If a government agency refuses to provide the information requested, the denials can be appealed to a five-person IFAI commission. In the majority of cases, the commission has sided with citizens.
Still, only the federal government is covered by the new law, and freedom of information advocates say that states have a long way to go to match the feds with their own laws.
Likewise, there are critics of IFAI who say it is too cozy with the Fox administration, which nominates commissioners who then must be ratified by the legislature.
But even the current administration and Mr. Fox, whom Mr. Aguayo considers an honest man, have had their knuckles rapped.
When a group of reporters requested copies of receipts from clothes purchased by Mr. Fox and his stylish wife, Marta Sahagún de Fox, for official functions, the president's office balked. It argued that general information on purchases was open to the public but not the receipts, because they contained personal facts such as clothing sizes.
After months of wrangling, technical arguments and appeals, the IFAI commission ruled against the president, and the receipts were released.
In a recent article in the Mexico City newspaper El Universal, those receipts showed that Mr. Fox had bought $1,000 suits and $100 ties for state functions. Likewise, his wife spent up to $1,000 on dresses. Some critics said it was an extravagant use of public money in a nation with a 50 percent poverty rate.
'Pro-Vidagate'
When nongovernmental organizations requested receipts from an anti-abortion
group that had been given $3 million in government funds to help pregnant
women last year, they found purchases of men's suits and Cartier pens and
a slew of poorly documented receipts. Much of the money went to upstart
companies that had the same address and phone number as the conservative
group, Pro-Vida.
As a result, the nongovernmental groups have asked that the money be returned, and the media has dubbed the scandal "Pro-Vidagate." The government has cut off Pro-Vida's funding for this year.
"We never thought that we could have access to all of these expenditures and that they would show the poor spending of public resources," said Lucía Peréz Fragoso, coordinator of the group Equality and Gender, one of the nongovernmental groups.
Pro-Vida has said that some receipts were included by accident and will be replaced with others. "There could be accounting errors, as in any company, but not acts of corruption," the group said in a written statement.
Fighting for citizens
Jacqueline Castillo Posada, 36, is a modern-day gatekeeper for the
federal government. But rather than thwarting every citizen request for
information with mountains of paperwork, Ms. Castillo is on the side of
the citizen.
Ms. Castillo works at IFAI's walk-in center in a southern Mexico City neighborhood where the uninitiated can learn the tricks of the trade.

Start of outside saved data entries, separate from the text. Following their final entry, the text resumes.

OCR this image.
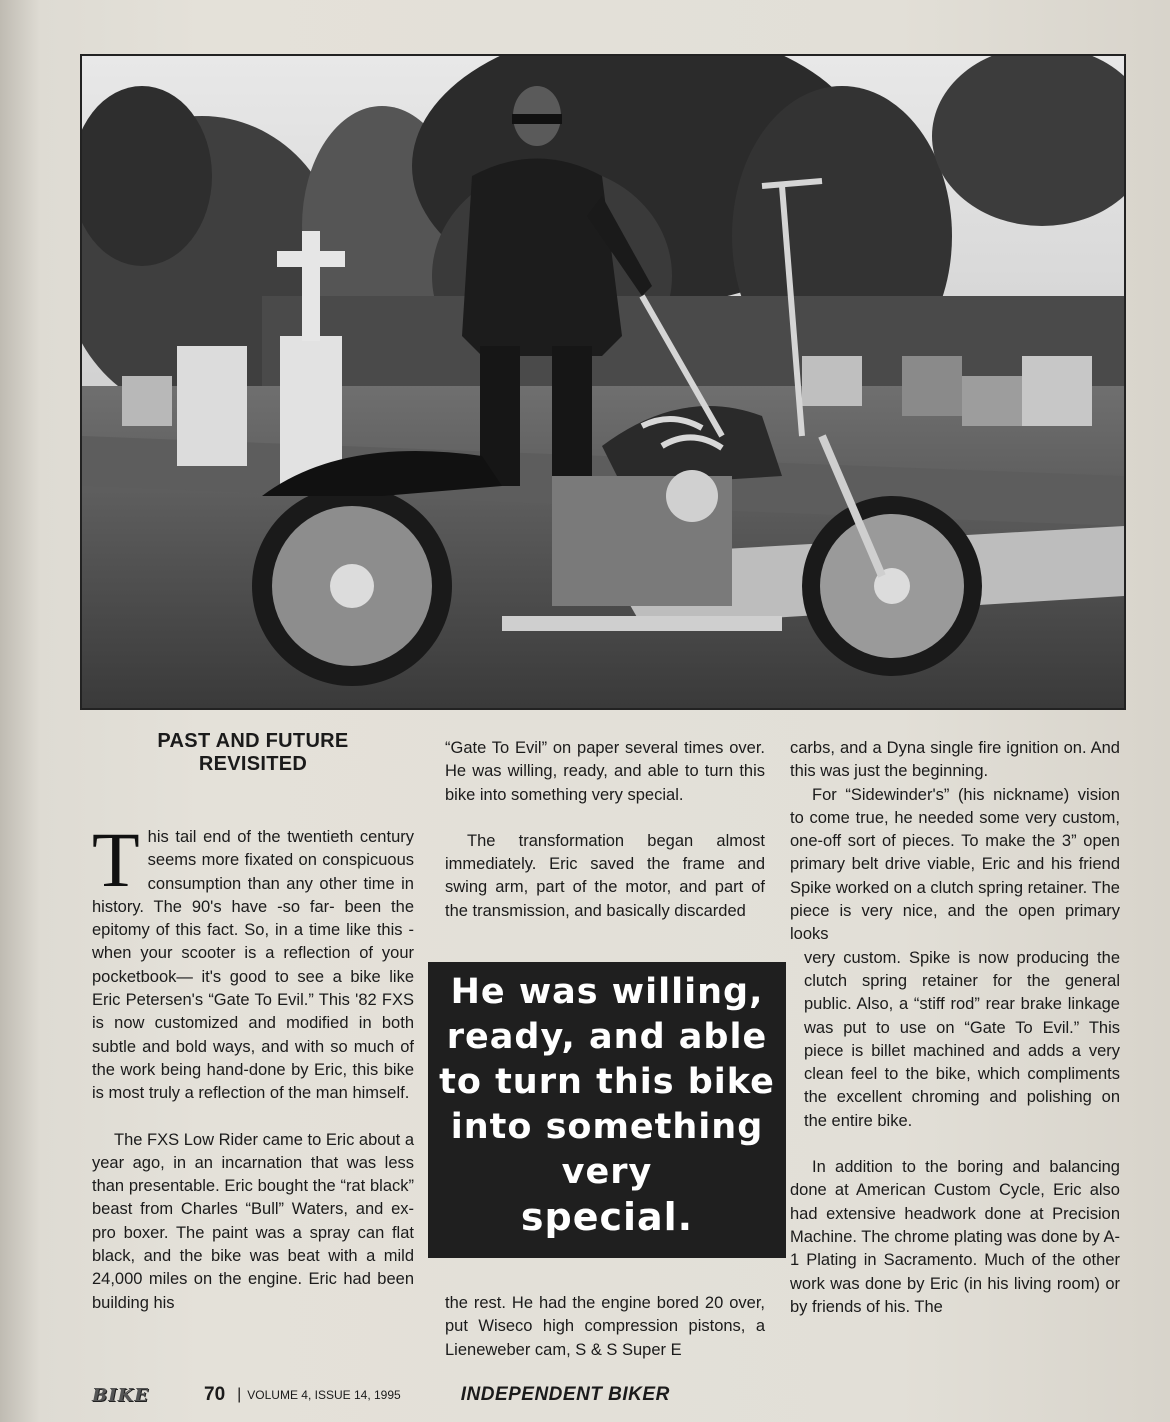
PAST AND FUTURE
REVISITED

This tail end of the twentieth century seems more fixated on conspicuous consumption than any other time in history. The 90's have -so far- been the epitomy of this fact. So, in a time like this -when your scooter is a reflection of your pocketbook— it's good to see a bike like Eric Petersen's “Gate To Evil.” This '82 FXS is now customized and modified in both subtle and bold ways, and with so much of the work being hand-done by Eric, this bike is most truly a reflection of the man himself.

The FXS Low Rider came to Eric about a year ago, in an incarnation that was less than presentable. Eric bought the “rat black” beast from Charles “Bull” Waters, and ex-pro boxer. The paint was a spray can flat black, and the bike was beat with a mild 24,000 miles on the engine. Eric had been building his

“Gate To Evil” on paper several times over. He was willing, ready, and able to turn this bike into something very special.

The transformation began almost immediately. Eric saved the frame and swing arm, part of the motor, and part of the transmission, and basically discarded

He was willing,
ready, and able
to turn this bike
into something
very
special.

the rest. He had the engine bored 20 over, put Wiseco high compression pistons, a Lieneweber cam, S & S Super E

carbs, and a Dyna single fire ignition on. And this was just the beginning.

For “Sidewinder's” (his nickname) vision to come true, he needed some very custom, one-off sort of pieces. To make the 3” open primary belt drive viable, Eric and his friend Spike worked on a clutch spring retainer. The piece is very nice, and the open primary looks

very custom. Spike is now producing the clutch spring retainer for the general public. Also, a “stiff rod” rear brake linkage was put to use on “Gate To Evil.” This piece is billet machined and adds a very clean feel to the bike, which compliments the excellent chroming and polishing on the entire bike.

In addition to the boring and balancing done at American Custom Cycle, Eric also had extensive headwork done at Precision Machine. The chrome plating was done by A-1 Plating in Sacramento. Much of the other work was done by Eric (in his living room) or by friends of his. The

BIKE	70 | VOLUME 4, ISSUE 14, 1995	INDEPENDENT BIKER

She has helped a university researcher locate and view a telegram sent to the Mexican president in 1962. She continues to help an elderly man trying to determine why his government pension has been reduced. Ms. Castillo has worked with disabled citizens pursuing malpractice cases against government hospitals.
"Sometimes we are also their psychologists," Ms. Castillo said.
Simply having access to the system, being able to ask questions and receive answers, even if they do not ultimately satisfy their original goals, often alleviates the anger of those who feel wronged by government institutions, she said.
"People calm down over time while using the system."